2004年冬、初台にあるオペラシティギャラリーへ行った。ウォルフガング・ティルマンスの展覧会。その日も晴れていた。風が冷たかった。乾いていた。痛みのような風が、通り抜ける。高層ビル街を彷徨い、ギャラリーに着いた。チケットを買う。会場へ入る。写真は混乱していた。大小の写真が乱雑に壁にかけられている。幾何学的だ、と思った。四角形の写真。一つ一つ、見るものを突き放すような感じだった。中央に置かれた椅子に座る。景色に取り込まれる。オペラシティギャラリーの一部に。のどが渇いた。暖房のせいだろう。咳をするものが何人かいた。みなギャラリーの一部だった。ウォルフガング・ティルマンスは、通り抜ける。壁から壁を。その先へ。オペラシティギャラリーを越えて。そして、奪う。視る者は視られるものだった。ギャラリーは対象物となる。ウォルフガング・ティルマンスに視られていた。体を通り抜ける。奪われる。疲れを感じた。体を通り抜ける視線が、「自分」を奪い取る。このギャラリーの外の。ウォルフガング・ティルマンスによって。
三度、laver氏の「月」(
http://po-m.com/forum/showdoc.php?did=167675&from=listbyname.php%3Fencnm%3Dlaver)へ。「井戸の底で」視る。井戸を通り抜ける視線。唯一の逃げ道を通り抜ける。真上に向かって。「井戸」の真上を見る。「井戸」を越える。「井戸」の外へ。井戸を通り抜ける。貫く。真上の月に触れる。そして、月さえも通り抜ける。太陽の光へ。通り抜けたのは、「自分」となった「他人」だった。「井戸」という壁を越えて、「自分」と「他人」は触れ合う。互いに侵入する。「井戸」を。月の光を。「自分」と。通り抜けたのは「自分」となった、「他人」だった。「他人だった自分」だった。

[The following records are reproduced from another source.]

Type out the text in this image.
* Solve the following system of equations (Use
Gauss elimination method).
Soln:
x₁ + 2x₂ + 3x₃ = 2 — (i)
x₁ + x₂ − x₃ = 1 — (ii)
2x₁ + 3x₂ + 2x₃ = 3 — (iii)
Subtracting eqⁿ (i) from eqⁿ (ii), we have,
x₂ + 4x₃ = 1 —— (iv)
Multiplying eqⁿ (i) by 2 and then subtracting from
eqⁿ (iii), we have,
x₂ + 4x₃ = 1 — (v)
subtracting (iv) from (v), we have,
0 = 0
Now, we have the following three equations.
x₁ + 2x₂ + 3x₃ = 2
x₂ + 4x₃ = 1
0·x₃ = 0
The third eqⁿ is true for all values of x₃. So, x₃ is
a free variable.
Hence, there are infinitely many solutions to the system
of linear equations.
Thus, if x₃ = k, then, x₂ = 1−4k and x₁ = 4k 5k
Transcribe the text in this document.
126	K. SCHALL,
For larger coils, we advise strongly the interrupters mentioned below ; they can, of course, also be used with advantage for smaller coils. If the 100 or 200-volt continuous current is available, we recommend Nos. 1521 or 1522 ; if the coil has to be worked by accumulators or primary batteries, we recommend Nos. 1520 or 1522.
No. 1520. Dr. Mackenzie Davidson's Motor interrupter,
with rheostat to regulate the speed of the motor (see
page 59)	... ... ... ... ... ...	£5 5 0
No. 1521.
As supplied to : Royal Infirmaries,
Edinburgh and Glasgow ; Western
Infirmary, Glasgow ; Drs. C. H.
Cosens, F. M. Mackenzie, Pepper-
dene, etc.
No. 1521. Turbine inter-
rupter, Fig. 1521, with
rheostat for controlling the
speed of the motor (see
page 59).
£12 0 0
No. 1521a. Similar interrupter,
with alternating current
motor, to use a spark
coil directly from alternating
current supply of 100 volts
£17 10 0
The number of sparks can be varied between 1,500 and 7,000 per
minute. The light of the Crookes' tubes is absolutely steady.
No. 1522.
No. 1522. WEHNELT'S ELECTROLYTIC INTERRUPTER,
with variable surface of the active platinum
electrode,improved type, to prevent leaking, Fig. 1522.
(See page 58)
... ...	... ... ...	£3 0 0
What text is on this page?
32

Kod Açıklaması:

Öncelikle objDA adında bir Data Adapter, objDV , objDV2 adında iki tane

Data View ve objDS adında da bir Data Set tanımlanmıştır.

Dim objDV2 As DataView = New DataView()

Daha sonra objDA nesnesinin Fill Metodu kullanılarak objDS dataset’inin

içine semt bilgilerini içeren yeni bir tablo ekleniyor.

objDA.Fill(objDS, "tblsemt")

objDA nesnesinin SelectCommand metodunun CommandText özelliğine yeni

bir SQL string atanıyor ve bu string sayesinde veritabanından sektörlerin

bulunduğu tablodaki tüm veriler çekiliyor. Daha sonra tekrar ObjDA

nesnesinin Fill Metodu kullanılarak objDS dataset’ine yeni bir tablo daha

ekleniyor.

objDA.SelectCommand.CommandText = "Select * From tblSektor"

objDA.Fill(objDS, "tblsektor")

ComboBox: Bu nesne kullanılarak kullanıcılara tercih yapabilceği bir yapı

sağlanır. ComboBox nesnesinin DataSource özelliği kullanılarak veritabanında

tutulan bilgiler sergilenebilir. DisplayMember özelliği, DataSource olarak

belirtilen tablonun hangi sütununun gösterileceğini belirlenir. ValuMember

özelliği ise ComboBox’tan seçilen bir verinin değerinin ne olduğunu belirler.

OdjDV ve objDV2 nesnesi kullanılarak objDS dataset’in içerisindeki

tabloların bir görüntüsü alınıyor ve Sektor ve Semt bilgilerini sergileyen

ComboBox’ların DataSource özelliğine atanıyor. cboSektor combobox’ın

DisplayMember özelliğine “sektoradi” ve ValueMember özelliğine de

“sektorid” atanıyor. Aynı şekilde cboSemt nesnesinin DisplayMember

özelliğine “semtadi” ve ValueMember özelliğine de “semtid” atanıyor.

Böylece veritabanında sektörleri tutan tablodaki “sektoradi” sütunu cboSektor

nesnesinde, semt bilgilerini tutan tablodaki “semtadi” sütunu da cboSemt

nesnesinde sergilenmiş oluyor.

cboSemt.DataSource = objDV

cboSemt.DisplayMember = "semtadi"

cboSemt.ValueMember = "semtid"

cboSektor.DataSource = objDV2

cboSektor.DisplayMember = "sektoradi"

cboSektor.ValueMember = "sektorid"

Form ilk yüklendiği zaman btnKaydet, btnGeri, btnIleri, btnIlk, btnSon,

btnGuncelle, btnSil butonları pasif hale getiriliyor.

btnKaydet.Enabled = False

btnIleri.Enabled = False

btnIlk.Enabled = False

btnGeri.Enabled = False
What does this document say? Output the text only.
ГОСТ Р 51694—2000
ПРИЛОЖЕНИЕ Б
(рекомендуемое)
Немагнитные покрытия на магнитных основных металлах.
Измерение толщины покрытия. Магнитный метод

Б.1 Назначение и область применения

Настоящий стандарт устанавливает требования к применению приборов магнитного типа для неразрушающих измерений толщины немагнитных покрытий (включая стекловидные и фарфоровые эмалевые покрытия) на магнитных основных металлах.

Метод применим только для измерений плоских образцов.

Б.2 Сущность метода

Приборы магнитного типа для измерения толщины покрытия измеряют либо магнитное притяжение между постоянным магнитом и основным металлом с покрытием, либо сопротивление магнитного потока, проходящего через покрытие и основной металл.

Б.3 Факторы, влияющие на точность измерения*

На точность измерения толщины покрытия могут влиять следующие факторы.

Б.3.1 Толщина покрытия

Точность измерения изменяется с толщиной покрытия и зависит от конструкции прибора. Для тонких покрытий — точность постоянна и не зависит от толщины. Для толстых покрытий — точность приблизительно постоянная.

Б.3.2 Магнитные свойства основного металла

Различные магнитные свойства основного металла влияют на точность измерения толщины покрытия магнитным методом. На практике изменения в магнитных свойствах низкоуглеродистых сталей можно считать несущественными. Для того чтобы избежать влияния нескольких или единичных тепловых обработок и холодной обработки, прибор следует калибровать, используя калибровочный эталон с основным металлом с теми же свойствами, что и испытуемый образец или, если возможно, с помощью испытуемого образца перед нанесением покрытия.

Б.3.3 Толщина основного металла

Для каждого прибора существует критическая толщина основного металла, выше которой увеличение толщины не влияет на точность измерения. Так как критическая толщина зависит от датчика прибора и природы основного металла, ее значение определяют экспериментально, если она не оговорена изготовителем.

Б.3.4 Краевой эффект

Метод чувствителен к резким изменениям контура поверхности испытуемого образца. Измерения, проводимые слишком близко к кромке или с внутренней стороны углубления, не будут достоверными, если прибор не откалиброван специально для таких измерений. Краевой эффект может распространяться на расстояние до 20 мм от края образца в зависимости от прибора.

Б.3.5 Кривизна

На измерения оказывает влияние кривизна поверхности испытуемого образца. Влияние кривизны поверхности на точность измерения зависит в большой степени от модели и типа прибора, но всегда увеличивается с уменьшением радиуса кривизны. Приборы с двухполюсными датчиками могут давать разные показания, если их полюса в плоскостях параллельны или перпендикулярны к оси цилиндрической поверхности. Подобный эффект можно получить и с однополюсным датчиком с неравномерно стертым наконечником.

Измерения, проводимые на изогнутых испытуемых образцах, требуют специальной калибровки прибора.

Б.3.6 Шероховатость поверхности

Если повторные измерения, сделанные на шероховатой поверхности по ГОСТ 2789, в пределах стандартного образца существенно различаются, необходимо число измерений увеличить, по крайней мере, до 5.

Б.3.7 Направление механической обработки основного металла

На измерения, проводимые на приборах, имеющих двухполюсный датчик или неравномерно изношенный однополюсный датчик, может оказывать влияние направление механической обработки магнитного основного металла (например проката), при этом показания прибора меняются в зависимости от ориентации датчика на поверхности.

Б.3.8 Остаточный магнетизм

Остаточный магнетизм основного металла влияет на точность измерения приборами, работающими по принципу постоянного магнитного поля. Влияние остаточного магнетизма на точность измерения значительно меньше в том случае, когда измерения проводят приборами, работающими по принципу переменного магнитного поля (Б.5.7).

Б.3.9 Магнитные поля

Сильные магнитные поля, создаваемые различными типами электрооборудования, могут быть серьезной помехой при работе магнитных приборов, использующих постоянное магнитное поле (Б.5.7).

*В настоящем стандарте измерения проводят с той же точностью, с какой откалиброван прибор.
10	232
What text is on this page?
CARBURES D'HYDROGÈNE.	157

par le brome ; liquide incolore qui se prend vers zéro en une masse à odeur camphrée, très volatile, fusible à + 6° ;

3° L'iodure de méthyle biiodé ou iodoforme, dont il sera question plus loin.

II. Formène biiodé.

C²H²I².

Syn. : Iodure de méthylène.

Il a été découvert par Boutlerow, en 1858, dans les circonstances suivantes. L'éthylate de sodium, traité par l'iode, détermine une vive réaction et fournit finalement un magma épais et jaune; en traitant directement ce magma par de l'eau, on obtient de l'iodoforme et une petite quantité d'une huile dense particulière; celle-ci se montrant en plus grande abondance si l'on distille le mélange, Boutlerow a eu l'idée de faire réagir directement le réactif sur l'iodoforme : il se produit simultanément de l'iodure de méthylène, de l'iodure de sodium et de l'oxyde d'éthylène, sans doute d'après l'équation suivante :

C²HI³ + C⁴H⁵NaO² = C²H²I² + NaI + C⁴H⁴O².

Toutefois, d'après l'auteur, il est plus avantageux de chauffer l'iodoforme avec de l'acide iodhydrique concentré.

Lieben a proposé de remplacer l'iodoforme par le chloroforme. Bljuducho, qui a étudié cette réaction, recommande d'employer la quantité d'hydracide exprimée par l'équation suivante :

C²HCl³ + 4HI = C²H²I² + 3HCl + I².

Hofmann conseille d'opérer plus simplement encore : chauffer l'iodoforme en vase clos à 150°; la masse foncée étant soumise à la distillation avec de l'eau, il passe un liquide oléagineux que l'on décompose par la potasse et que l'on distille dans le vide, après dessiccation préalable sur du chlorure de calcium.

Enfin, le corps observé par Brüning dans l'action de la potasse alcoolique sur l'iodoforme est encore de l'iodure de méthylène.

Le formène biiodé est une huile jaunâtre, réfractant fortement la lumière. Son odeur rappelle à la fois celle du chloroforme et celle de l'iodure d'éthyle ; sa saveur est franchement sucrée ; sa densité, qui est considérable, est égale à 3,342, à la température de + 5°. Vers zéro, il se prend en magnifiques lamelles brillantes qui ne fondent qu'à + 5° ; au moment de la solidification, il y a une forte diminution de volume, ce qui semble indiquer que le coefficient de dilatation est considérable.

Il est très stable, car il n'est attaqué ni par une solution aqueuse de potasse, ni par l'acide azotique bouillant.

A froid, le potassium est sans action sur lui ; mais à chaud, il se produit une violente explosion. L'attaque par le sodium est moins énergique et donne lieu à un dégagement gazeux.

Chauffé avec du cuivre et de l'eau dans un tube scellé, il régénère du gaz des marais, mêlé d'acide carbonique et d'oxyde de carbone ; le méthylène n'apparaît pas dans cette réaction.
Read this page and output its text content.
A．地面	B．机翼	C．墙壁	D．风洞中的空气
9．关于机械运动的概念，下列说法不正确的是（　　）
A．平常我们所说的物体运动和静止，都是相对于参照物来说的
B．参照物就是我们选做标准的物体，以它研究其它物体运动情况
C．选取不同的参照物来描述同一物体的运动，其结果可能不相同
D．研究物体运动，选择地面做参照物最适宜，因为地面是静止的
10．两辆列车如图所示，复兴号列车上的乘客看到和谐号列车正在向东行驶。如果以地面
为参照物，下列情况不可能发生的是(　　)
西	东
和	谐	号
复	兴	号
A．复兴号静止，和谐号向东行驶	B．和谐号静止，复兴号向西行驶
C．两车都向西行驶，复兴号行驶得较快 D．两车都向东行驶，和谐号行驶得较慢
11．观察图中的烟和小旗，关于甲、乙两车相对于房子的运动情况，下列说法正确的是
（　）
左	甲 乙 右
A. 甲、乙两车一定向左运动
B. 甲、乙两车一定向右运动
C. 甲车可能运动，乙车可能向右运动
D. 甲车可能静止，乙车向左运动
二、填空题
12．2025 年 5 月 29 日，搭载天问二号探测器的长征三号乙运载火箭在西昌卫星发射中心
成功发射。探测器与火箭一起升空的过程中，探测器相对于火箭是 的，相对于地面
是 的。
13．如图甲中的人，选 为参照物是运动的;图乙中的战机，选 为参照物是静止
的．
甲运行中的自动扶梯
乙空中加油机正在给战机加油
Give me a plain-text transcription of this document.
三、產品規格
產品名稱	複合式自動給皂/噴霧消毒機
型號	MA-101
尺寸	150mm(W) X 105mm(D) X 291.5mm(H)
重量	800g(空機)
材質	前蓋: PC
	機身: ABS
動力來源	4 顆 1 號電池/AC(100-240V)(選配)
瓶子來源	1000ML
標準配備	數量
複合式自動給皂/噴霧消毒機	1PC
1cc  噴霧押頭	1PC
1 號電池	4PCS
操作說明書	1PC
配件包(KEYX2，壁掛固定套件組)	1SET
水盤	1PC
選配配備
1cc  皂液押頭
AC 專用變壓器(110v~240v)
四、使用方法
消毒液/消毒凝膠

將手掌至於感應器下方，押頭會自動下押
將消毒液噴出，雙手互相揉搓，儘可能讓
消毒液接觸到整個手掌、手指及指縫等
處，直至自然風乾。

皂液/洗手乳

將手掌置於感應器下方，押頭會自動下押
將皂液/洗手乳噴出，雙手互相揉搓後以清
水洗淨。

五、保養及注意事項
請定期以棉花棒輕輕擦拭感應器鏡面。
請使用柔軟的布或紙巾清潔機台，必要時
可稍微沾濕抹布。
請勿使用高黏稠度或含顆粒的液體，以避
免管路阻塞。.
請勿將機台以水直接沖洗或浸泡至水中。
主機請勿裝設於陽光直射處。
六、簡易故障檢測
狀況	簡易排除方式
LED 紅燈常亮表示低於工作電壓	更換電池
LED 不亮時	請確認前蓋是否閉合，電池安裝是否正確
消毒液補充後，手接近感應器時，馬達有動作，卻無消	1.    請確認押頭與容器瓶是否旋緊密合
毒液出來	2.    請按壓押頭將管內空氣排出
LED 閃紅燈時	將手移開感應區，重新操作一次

渋谷、センター街、朝。太陽は月を貫く。月は微かに空にあった。ティルマンスが望遠鏡を使って、月までの距離を貫いたように。物資を。媒体を。その後に続くものを、通り抜ける。「井戸」を越える。月の光を越える。太陽へ。その向こうへ。乾いていたのだ。求めていたのだ。触れよう、と。
何に触れようとしたのだろう。何を求めたというのだろう。「他人」と、月と、「自分」が触れた時、風は乾いていた。きっと、風は乾いていたはずだろう。
柱も庭も乾いている
今日は好い天気だ
エンの下では蜘蛛の巣が
心細さうに揺れてゐる
中原中也「帰郷」
乾いた風は、蜘蛛の巣を揺らす程度だった。だが、体を通り抜け、奪う。求めていたのだ。揺らす程度の力を。「他人」との接触を。「他人」への侵入を。